Добавить в цитаты Настройки чтения

Страница 52 из 55



С Эрнестиной они давно раздружились, но все-таки не нанести ли ей визит? Обязательно, нашептывала ей совесть, но Констанция держала совесть в ежовых рукавицах и не очень потакала ее капризам, полагая, что совестливость, как и вино, хороши в меру. Получив много воли, совестливость может причинить немалый вред, а потому за ней нужен глаз да глаз.

Стоит ли навестить Эрнестину?

Не стоит?

Но неужели та драма чувств, в которой на протяжении стольких лет она принимала деятельное участие, без остатка отдавая своей роли (то эгоиста, то альтруиста) всю себя, обречена на провал из-за крошечной оплошности под самый занавес? Неужели взаимопонимание — пустая иллюзия и она не имеет права просто так навестить другого человека и, молча пожав ему руку, удалиться? Похоже, нет! Между двумя людьми, искренне любившими третьего, не может быть не то что родства душ, но даже элементарной откровенности: если б Констанция вдруг решила поделиться с Эрнестиной, почему она примирилась с кончиной Хьюи, она бы нанесла ей новое оскорбление, дала бы очередной повод для душевных терзаний. Рассказать Эрнестине все, как было? Боже сохрани. Напротив, надо всеми способами скрыть от нее правду. Но это нетрудно. Эрнестина на редкость простодушна: она либо витает в заоблачных высотах, либо погружается в пучины собственного «я». Эгоцентризм и романтичность совместными усилиями надежно отгораживают ее от будничной реальности. Но кто знает — вдруг между ней, Констанцией, и Эрнестиной пробежит та самая волшебная искорка, что рождается при соприкосновении душ непохожих и не связанных общим прошлым, но в равной степени умеющих тонко чувствовать и любить?

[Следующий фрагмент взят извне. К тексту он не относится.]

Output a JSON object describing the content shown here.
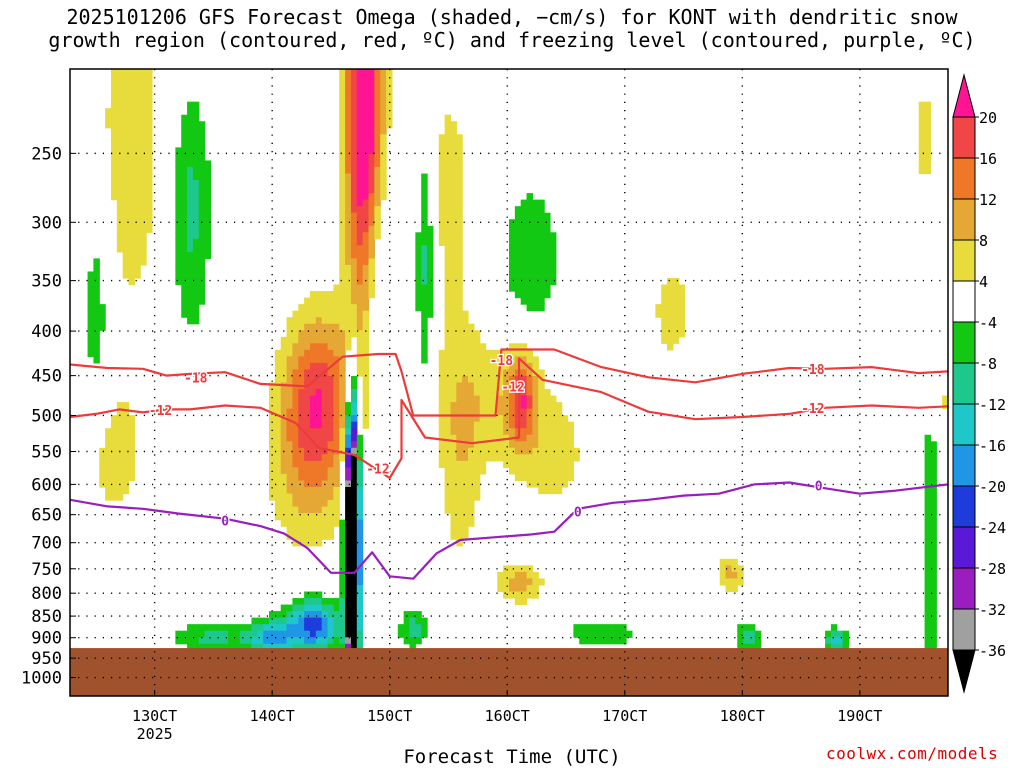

К счастью для Констанции, ее эмоции находились под строгим контролем рассудка. Но Эрнестина устроена наоборот. Ее рассудок томился в плену у чувств, и, чтобы ее убедить, рациональные доводы должны были уметь затронуть ее душу.

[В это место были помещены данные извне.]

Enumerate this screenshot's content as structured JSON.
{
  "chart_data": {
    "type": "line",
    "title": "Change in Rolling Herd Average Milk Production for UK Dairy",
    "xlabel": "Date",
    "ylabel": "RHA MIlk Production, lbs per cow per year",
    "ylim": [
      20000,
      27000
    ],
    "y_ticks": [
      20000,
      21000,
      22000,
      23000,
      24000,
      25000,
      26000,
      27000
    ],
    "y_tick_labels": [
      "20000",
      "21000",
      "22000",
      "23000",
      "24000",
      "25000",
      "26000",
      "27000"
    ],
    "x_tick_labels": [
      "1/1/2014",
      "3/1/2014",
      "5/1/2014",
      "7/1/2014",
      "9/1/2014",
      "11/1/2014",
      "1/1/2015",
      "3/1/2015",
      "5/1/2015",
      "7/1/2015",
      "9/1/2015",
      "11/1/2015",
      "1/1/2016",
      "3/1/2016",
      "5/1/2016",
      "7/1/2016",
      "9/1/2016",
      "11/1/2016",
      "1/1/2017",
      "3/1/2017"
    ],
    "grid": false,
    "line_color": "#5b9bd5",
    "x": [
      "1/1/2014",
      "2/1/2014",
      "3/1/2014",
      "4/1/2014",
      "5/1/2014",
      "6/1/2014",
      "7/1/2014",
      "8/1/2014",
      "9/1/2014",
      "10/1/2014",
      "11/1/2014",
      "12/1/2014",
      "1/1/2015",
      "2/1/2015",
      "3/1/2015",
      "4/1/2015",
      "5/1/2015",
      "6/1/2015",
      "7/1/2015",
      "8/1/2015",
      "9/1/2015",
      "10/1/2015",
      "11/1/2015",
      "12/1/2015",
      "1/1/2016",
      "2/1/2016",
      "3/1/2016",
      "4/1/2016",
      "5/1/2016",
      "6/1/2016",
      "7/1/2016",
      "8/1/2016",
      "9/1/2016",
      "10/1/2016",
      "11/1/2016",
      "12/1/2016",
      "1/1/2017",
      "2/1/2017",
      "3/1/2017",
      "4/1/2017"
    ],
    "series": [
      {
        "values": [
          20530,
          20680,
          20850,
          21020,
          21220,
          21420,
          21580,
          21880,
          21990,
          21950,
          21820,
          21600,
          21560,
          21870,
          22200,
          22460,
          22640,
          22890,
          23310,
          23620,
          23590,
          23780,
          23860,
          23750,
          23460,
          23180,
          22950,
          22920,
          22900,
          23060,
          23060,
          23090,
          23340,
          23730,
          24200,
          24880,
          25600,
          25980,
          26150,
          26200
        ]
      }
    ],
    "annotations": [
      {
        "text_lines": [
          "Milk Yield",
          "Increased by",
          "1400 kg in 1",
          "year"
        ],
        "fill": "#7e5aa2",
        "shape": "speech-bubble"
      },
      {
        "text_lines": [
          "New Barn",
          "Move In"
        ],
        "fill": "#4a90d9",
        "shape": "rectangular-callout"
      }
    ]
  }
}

Констанция не знала, как отыскать такие доводы, но ей было присуще чувство долга, и теперь, когда не стало Хьюи, оно искало новой точки приложения. Констанция не видела связи (с какой стати?) между Эрнестиной и смутным воспоминанием, копошившимся в уголке памяти, но и то, и другое не давали ей покоя. Она никак не могла придумать, что скажет Эрнестине, и лишь перед самой выпиской из больницы в ее голове мелькнуло подобие догадки. В то утро Констанция проснулась от громкого настойчивого крика — ей показалось, что кричат на улице, зовут на помощь. Сначала она слышала только отдельные звуки, потом они стали складываться в слова: «Скажите леди Франклин, что я...» Больше она не слышала ничего, только это отчаянное «я» — судорожная попытка самоутверждения на грани небытия. Опознав в кричавшем Ледбиттера, она решила, что сделала два дела: поймала то самое полуосознанное воспоминание и поняла, что скажет теперь Эрнестине.

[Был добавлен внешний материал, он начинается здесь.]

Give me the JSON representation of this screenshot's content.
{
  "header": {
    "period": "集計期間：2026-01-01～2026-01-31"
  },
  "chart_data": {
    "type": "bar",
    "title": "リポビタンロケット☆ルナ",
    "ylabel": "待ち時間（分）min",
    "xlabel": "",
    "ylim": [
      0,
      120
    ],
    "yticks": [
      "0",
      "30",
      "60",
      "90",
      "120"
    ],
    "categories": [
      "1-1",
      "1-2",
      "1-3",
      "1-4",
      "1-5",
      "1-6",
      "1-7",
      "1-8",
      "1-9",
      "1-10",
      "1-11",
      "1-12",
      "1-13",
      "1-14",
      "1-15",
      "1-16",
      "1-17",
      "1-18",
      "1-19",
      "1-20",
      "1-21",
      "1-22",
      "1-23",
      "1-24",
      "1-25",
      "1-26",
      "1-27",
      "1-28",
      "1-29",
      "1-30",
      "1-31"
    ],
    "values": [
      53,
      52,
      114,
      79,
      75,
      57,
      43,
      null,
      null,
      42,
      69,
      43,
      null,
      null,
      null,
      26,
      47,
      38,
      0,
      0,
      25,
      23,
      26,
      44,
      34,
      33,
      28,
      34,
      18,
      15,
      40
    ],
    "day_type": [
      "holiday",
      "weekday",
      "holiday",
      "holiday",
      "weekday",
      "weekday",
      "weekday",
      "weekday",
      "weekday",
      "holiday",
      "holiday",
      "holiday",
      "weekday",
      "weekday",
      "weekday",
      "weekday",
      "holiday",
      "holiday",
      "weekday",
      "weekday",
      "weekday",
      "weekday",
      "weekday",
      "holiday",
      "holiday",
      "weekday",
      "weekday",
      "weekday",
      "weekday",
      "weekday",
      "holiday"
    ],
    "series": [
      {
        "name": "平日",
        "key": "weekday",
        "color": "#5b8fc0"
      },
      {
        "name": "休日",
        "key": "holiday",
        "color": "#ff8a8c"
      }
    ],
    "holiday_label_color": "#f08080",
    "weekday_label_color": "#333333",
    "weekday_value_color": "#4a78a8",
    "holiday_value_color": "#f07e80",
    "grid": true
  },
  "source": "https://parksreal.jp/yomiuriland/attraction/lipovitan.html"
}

Но вскоре ее опять стали разбирать сомнения. Во-первых, что, собственно, она может передать, если конец отсутствовал. Не потому ли, что последние, самые важные слова все еще блуждают в лабиринтах ее памяти? Нет, вряд ли. Констанция чувствовала, что больше припоминать нечего: злополучный шнурок завязан крепко-накрепко; она могла поклясться, что больше ничего Ледбиттер сказать не успел. Но если так, то стоит ли идти к Эрнестине с фразой, оборванной на полуслове? Как передать просьбу Ледбиттера, не зная точно, в чем она заключалась? Но, с другой стороны, разве можно не выполнить его последнюю волю! Констанция понимала, насколько все это было для него серьезно, в этом крике он выразился весь без остатка. Жаль, нельзя было записать его на магнитофон: интонации были красноречивее слов. Но в чужих устах, за чашкой чая это прозвучит нелепо. «И это все, мисс Копторн, что вы хотели мне передать?» При всей своей кротости Эрнестина иногда умела быть убийственно высокомерной.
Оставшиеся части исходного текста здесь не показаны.